Den in schwarzes Kunstleder eingeschlagenen, flexiblen Einband ziert ein dezentes, golden geprägtes Zeichen: die mehrdeutige Verschmelzung aus dem Gender-Symbol der Venus und dem christlichen Passionskreuz. Das Ergebnis ähnelt der Lebensschleife, dem altägyptischen Kreuz. Nach einem roten Vorsatzpapier leiten rosafarbene Papiere – hier gruppieren sich Frauengestalten zum letzten Abendmahl – zum Inhalt über.
Bei dieser Bibelausgabe handelt sich um ein technisches Experiment. Das Satzprogramm verwandelt dank eines individualisierten Scriptes die Textrohdaten auf Knopfdruck in den fertigen Umbruch.
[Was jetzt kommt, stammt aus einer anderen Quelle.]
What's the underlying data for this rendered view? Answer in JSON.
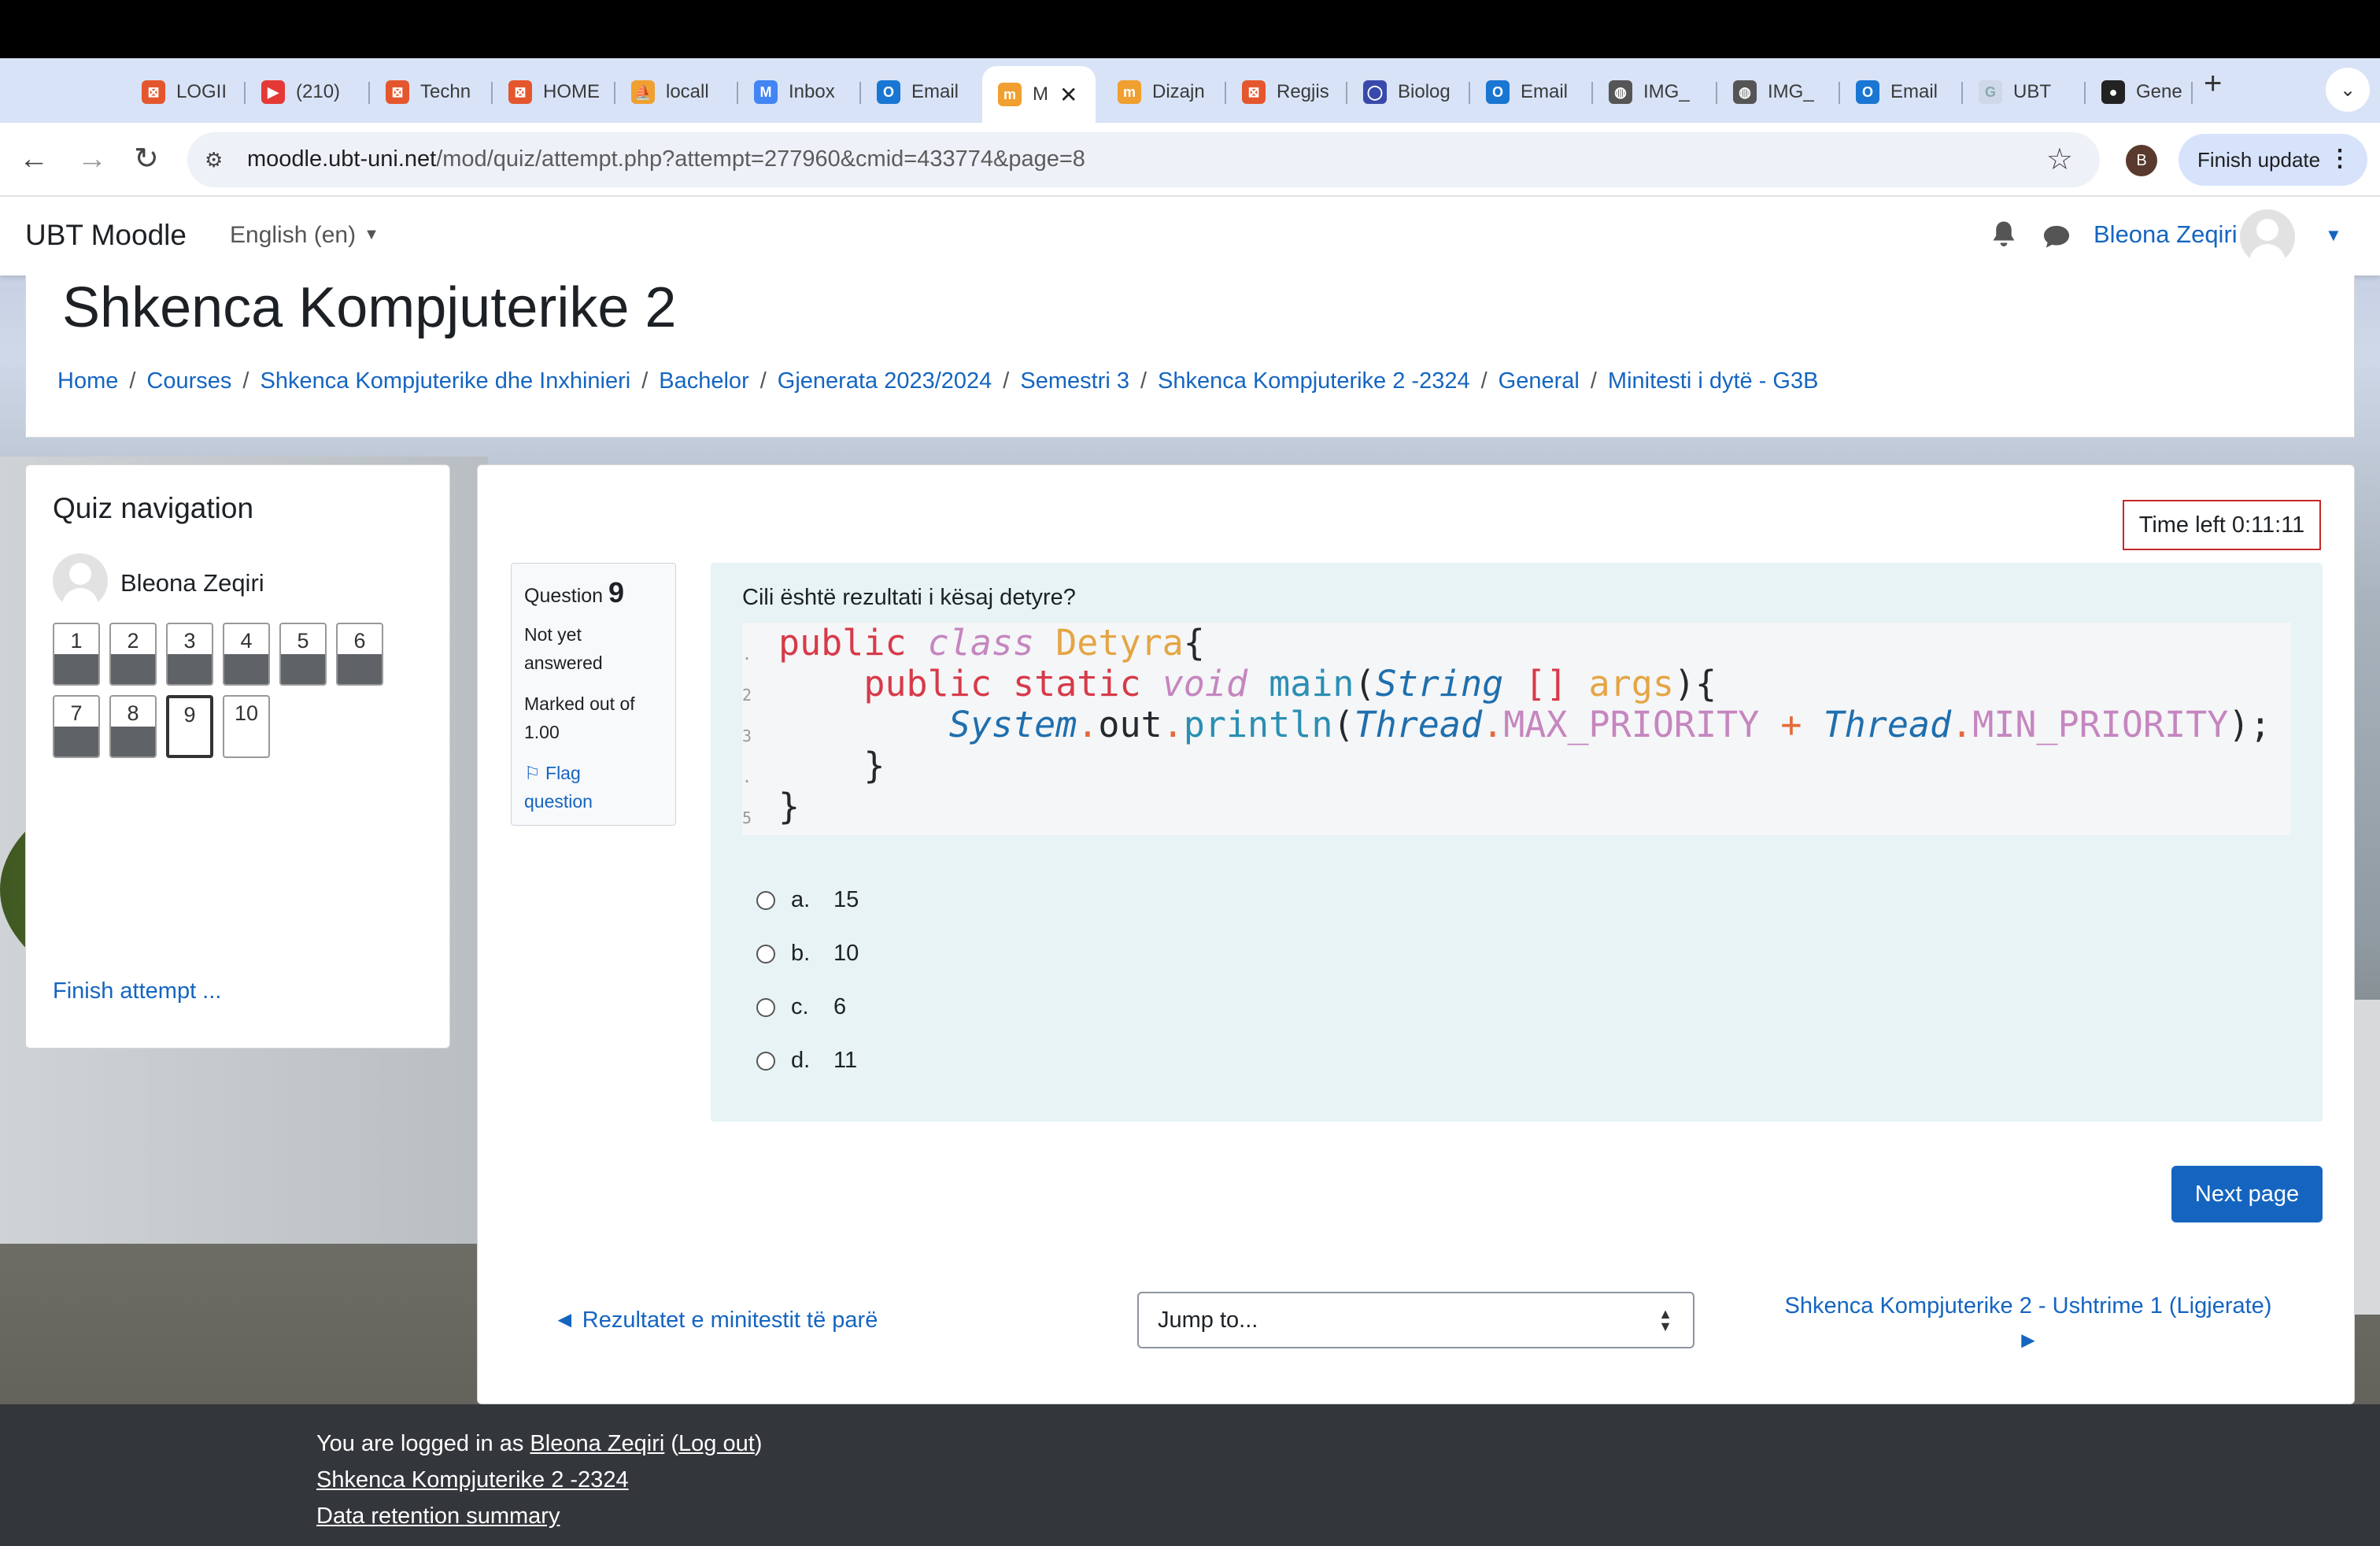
{
  "browser": {
    "tabs": [
      {
        "label": "LOGII",
        "color": "#e4572e"
      },
      {
        "label": "(210)",
        "color": "#e53935"
      },
      {
        "label": "Techn",
        "color": "#e4572e"
      },
      {
        "label": "HOME",
        "color": "#e4572e"
      },
      {
        "label": "locall",
        "color": "#f0a030"
      },
      {
        "label": "Inbox",
        "color": "#4285f4"
      },
      {
        "label": "Email",
        "color": "#1976d2"
      },
      {
        "label": "M",
        "color": "#f0a030",
        "active": true
      },
      {
        "label": "Dizajn",
        "color": "#f0a030"
      },
      {
        "label": "Regjis",
        "color": "#e4572e"
      },
      {
        "label": "Biolog",
        "color": "#3949ab"
      },
      {
        "label": "Email",
        "color": "#1976d2"
      },
      {
        "label": "IMG_",
        "color": "#555555"
      },
      {
        "label": "IMG_",
        "color": "#555555"
      },
      {
        "label": "Email",
        "color": "#1976d2"
      },
      {
        "label": "UBT",
        "color": "#cfd8e8"
      },
      {
        "label": "Gene",
        "color": "#222222"
      }
    ],
    "url_host": "moodle.ubt-uni.net",
    "url_path": "/mod/quiz/attempt.php?attempt=277960&cmid=433774&page=8",
    "profile_initial": "B",
    "finish_update": "Finish update"
  },
  "navbar": {
    "brand": "UBT Moodle",
    "language": "English (en)",
    "user": "Bleona Zeqiri"
  },
  "header": {
    "title": "Shkenca Kompjuterike 2",
    "breadcrumb": [
      "Home",
      "Courses",
      "Shkenca Kompjuterike dhe Inxhinieri",
      "Bachelor",
      "Gjenerata 2023/2024",
      "Semestri 3",
      "Shkenca Kompjuterike 2 -2324",
      "General",
      "Minitesti i dytë - G3B"
    ]
  },
  "quiz_nav": {
    "title": "Quiz navigation",
    "user": "Bleona Zeqiri",
    "questions": [
      "1",
      "2",
      "3",
      "4",
      "5",
      "6",
      "7",
      "8",
      "9",
      "10"
    ],
    "finish": "Finish attempt ..."
  },
  "question": {
    "time_left": "Time left 0:11:11",
    "label": "Question",
    "number": "9",
    "state_line1": "Not yet",
    "state_line2": "answered",
    "grade_line1": "Marked out of",
    "grade_line2": "1.00",
    "flag_line1": "Flag",
    "flag_line2": "question",
    "text": "Cili është rezultati i kësaj detyre?",
    "code": {
      "l1_kw": "public",
      "l1_cls": "class",
      "l1_name": "Detyra",
      "l1_brace": "{",
      "l2_kw": "public static",
      "l2_void": "void",
      "l2_fn": "main",
      "l2_p1": "(",
      "l2_type": "String",
      "l2_arr": "[]",
      "l2_arg": "args",
      "l2_end": "){",
      "l3_sys": "System",
      "l3_dot1": ".",
      "l3_out": "out",
      "l3_dot2": ".",
      "l3_fn": "println",
      "l3_p1": "(",
      "l3_t1": "Thread",
      "l3_dot3": ".",
      "l3_c1": "MAX_PRIORITY",
      "l3_plus": "+",
      "l3_t2": "Thread",
      "l3_dot4": ".",
      "l3_c2": "MIN_PRIORITY",
      "l3_end": ");",
      "l4": "}",
      "l5": "}"
    },
    "answers": [
      {
        "letter": "a.",
        "value": "15"
      },
      {
        "letter": "b.",
        "value": "10"
      },
      {
        "letter": "c.",
        "value": "6"
      },
      {
        "letter": "d.",
        "value": "11"
      }
    ],
    "next": "Next page"
  },
  "activity_nav": {
    "prev": "◄ Rezultatet e minitestit të parë",
    "jump": "Jump to...",
    "next_line1": "Shkenca Kompjuterike 2 - Ushtrime 1 (Ligjerate)",
    "next_line2": "►"
  },
  "footer": {
    "logged_prefix": "You are logged in as ",
    "user": "Bleona Zeqiri",
    "logout_open": " (",
    "logout": "Log out",
    "logout_close": ")",
    "course": "Shkenca Kompjuterike 2 -2324",
    "retention": "Data retention summary"
  },
  "colors": {
    "accent": "#1565c0",
    "timer_border": "#c62828",
    "footer": "#33363a"
  }
}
Nur diejenigen Sätze werden gedruckt, die weibliche Personalbegriffe enthalten. Alle anderen Texte werden durch Weißfärbung getilgt. Das quantitativ-automatische Verfahren nimmt diese Kontextbefreiung durchaus in Kauf. Denn nur dadurch wird eines sichtbar, gewissermaßen als Positivzensur: die magere Ausbeute des femininen Extrakts.
Das kann ja heiter werden beim nächsten Bibelstechen.